Weitere Bestattungsformen gewünscht
Ortsvorsteher Heinz-Willi Schmitt (Morenhoven) unterbreitete einen Vorschlag aus der Bürgerschaft zu weiteren Bestattungsformen. Es handelt sich dabei um Grabstätten ohne Pflegeverpflichtung. Diese Grabart steht für Sarg- und Urnenbestattungen zur Verfügung und entbindet die Hinterbliebenen von der Verpflichtung, die Grabpflege sicherzustellen. Das Gräberfeld wird dabei als Rasenfläche angelegt. Die Grabstätte besteht aus einer bodenbündig verlegten Basisplatte, auf der ein liegender Grabstein mit bestimmten Maßvorgaben befestigt werden kann. Bürgermeister Maack sagte eine Prüfung des Vorschlags zu.
U3-Kitaplätze
Interessiert waren alle Ortsvorsteher an dem Stand der Versorgung mit U3-Kitaplätzen ab dem 1. August. „Wir schaffen es, 27 Prozent der unter dreijährigen Kinder mit Plätzen in Kindertagesstätten zu versorgen. Für die übrigen acht Prozent stehen bei Tagesmüttern Plätze bereit. Damit wird der statistisch vorgegebene Wert von 35 Prozent in Swisttal erreicht“, rechnete Maack vor.

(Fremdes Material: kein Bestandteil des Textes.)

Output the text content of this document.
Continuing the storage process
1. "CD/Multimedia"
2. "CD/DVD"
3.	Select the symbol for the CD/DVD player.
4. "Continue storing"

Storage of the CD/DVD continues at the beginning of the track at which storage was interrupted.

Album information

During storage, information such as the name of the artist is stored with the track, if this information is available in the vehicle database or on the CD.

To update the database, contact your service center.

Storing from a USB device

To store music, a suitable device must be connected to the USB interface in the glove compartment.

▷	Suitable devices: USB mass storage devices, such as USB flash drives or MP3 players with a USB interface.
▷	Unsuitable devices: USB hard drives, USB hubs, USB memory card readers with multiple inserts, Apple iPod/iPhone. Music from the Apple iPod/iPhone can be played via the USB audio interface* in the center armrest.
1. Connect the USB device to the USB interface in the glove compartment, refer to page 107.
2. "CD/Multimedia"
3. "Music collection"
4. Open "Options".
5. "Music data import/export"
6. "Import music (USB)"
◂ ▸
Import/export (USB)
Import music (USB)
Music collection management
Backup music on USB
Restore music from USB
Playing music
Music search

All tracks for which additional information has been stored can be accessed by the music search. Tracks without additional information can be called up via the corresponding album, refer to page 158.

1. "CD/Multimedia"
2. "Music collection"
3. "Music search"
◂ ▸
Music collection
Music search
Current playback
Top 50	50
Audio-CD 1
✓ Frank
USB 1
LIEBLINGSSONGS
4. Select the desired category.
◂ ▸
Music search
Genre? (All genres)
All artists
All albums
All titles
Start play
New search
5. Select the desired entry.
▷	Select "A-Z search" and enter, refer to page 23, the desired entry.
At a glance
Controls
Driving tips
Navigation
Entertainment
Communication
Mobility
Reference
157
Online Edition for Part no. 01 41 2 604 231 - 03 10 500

Erfolgreiches Bürgerprojekt
Über ein erfolgreiches Bürgerprojekt berichtete Michael Bienentreu. In seinem Ortsteil Essig wurden in Eigeninitiative die Toilettenanlagen im Bürgerhaus komplett erneuert. Eine Belastung des Gemeindehaushalts erfolgte nicht; die Kosten wurden vom Förderverein und der Bürgerschaft getragen. Hermann Leuning bat um Prüfung eines, insbesondere von der älteren Bevölkerung, gewünschten Fußgängerüberwegs im Bereich der Vorgebirgsstraße zwischen Höhenring und Breniger Straße in Heimerzheim. Die Angelegenheit soll bei einem Verkehrstermin mit dem Straßenverkehrsamt und der Polizei erörtert werden.
Fußgängerweg muss fertiggestellt werden
Jakob Zimmer verwies auf die dringend notwendige Fortführung der Arbeiten zur Herstellung des Fußgängerwegs entlang der L 163 in Dünstekoven. Entsprechende Finanzmittel stünden im Haushalt bereit, allerdings müsse auch hier die Haushaltsgenehmigung durch die Kommunalaufsicht abgewartet werden. Die weiterhin von den Bürgern monierte Beschädigung von Wirtschaftswegen soll nach dem Verursacherprinzip geahndet werden, findet der Bürgermeister. Mit Ortsvorsteher Matthias Simon vereinbarte der Bürgermeister einen Ortstermin zur Instandsetzung von Ruhebänken und der Überprüfung der Fußgängerbrücke über den Schießbach in Miel. Außerdem sei eine punktuelle Verbesserung der Beleuchtungssituation in der „Breite Straße“ beabsichtigt. Christel Eichmanns bat um eine Prüfung der Gehwegsituation im Bereich der Straße „Am Steinrausch“ und der B 56 in Buschhoven. Hier sei in Teilbereichen kein Gehweg vorhanden. Um all diese Themen will sich Bürgermeister zusammen mit der Gemeindeverwaltung in naher Zukunft kümmern.